Re: Information Preserving

Juan, All,


Just a procedural comment: if you post (especially when you open a new  
thread) please mention the related issue somewhere (subject or text or  
both) so that the tracker can, well, keep track of it ;)

Tracker this is related to ISSUE-41.

Cheers,
	Michael
--
Dr. Michael Hausenblas, Research Fellow
LiDRC - Linked Data Research Centre
DERI - Digital Enterprise Research Institute
NUIG - National University of Ireland, Galway
Ireland, Europe
Tel. +353 91 495730
http://linkeddata.deri.ie/
http://sw-app.org/about.html

On 17 May 2011, at 19:01, Juan Sequeda wrote:

> Group,
>
> By information preserving, I mean that given the RDF data, I can  
> reconstruct the relational table with all its values. Informally,  
> given an identity SQL query (a query that outputs the whole table:  
> SELECT * FROM table), there exist a SPARQL query which is executed  
> on the RDF data and will return the same results of the identity SQL  
> query.
>
> There are two cases for information preserving
>
> 1) We have knowledge the schema
>
> If the relational schema is directly mapped to RDFS/OWL, then we DO  
> NOT need to translate nulls in order to preserve information. For  
> example, consider the table R with attributes A and B and instances:
>
> R(Bob, NULL)
> R(Alice, 25)
>
>
> The ontology from this schema is
>
> <R> <type> <class>
> <A> <type> <property>
> <A> <domain> <R>
> <A> <range> <whatever datatype>
> <B> <type> <property>
> <B> <domain> <R>
> <B> <range> <whatever datatype>
>
> And the RDF data, without translating nulls:
>
> <row1> <R#A> "Bob"
> <row2> <R#A> "Alice"
> <row2> <R#B> "25"
>
> The identity SQL query is
>
> SELECT A, B FROM R
>
> Given that we know the schema, we can construct a SPARQL query:
>
> SELECT ?a ?b
> WHERE{
> ?x <R#A> ?a
> OPTIONAL{
>  ?x <R#B> ?B
> }
> }
>
> There we go... with that SPARQL query, we can reconstruct the the  
> original relational table.
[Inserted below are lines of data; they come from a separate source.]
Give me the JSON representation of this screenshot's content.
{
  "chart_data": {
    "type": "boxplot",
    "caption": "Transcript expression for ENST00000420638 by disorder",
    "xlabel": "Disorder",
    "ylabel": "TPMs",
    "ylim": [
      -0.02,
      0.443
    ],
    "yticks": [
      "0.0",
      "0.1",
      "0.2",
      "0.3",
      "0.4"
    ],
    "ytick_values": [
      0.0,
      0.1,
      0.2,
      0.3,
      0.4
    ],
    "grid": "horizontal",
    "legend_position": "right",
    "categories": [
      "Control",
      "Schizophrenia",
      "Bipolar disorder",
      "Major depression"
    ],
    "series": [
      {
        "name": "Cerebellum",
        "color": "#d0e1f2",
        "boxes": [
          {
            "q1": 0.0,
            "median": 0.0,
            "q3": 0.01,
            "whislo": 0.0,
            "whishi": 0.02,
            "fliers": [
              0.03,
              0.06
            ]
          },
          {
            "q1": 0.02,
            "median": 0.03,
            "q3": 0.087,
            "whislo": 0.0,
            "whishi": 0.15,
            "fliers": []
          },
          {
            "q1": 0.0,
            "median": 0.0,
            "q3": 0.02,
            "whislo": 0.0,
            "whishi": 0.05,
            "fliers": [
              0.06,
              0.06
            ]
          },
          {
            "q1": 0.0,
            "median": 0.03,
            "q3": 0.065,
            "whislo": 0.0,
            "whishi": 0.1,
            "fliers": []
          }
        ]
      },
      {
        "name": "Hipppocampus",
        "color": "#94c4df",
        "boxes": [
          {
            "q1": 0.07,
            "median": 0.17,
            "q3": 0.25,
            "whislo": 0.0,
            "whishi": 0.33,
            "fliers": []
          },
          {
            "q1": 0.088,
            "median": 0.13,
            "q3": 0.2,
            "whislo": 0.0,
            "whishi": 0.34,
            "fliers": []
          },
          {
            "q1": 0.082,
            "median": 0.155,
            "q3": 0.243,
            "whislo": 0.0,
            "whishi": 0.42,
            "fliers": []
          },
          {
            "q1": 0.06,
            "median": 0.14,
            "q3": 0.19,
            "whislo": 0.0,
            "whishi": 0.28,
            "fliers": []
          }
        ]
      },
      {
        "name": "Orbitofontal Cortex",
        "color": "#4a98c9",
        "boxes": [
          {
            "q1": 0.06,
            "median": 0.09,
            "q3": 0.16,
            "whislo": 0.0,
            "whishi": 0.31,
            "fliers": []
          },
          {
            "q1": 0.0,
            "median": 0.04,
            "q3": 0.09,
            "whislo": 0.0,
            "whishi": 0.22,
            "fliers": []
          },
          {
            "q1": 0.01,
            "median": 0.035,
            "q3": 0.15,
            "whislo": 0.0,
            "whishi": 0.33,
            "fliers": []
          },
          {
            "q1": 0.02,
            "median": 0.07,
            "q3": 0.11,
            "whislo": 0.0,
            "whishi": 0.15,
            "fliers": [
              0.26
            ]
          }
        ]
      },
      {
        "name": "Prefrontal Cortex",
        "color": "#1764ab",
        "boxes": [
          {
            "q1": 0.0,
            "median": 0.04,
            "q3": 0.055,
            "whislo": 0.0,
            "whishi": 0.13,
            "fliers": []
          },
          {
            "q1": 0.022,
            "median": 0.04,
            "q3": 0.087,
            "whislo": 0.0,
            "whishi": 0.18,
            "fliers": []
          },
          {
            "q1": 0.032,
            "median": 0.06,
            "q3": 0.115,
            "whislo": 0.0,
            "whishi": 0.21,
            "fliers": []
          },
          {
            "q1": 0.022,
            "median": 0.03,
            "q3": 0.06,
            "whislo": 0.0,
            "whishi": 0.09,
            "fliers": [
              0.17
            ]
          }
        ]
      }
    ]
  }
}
No need of nulls. If we did triples for  
> NULL values, then the SPARQL query wouldn't have OPTIONALS. The  
> issue here is that we don't need triples for NULL values.
>
> 2) We don't have knowledge of the schema
>
> If we do not have knowledge of the schema, then we can't create a  
> SPARQL query like the previous example. Just imagine that you can  
> only look at the RDF data. For example, consider the following RDF:
>
> <row1> <R#A> "Bob"
> <row2> <R#A> "Alice"
> <row2> <R#B> "25"
>
>
> Given that one of the row 2 has <R#B> and row 1 doesn't, I could  
> guess that the value of row 1 for attribute B is null. But what if  
> the original table has a column C and every single row has a NULL  
> value for that column. In this case, it would be necessary to  
> explicitly translate NULL values into an RDF triple. Otherwise, then  
> the mapping would not be information preserving.
>
>
> CONCLUSION:
>
> - At this moment, neither the Direct Mapping or R2RML consider the  
> schema, therefore in order for the mappings to be Information  
> Preserving we must explicitly translate NULL values to an RDF triple.
> - We need to figure out how is this triple going to show up?
> - From a theoretical side, if we do not generate triples for NULL  
> values, them mapping monotonic. On the other hand, generating  
> triples for NULL values will make the mapping non-monotonic. Do we  
> care? Not really. But implementation and performance-wise, there can  
> be some overhead when dealing with non-monotonicity
>
>
> Juan Sequeda
> +1-575-SEQ-UEDA
> www.juansequeda.com

Received on Tuesday, 17 May 2011 18:16:20 UTC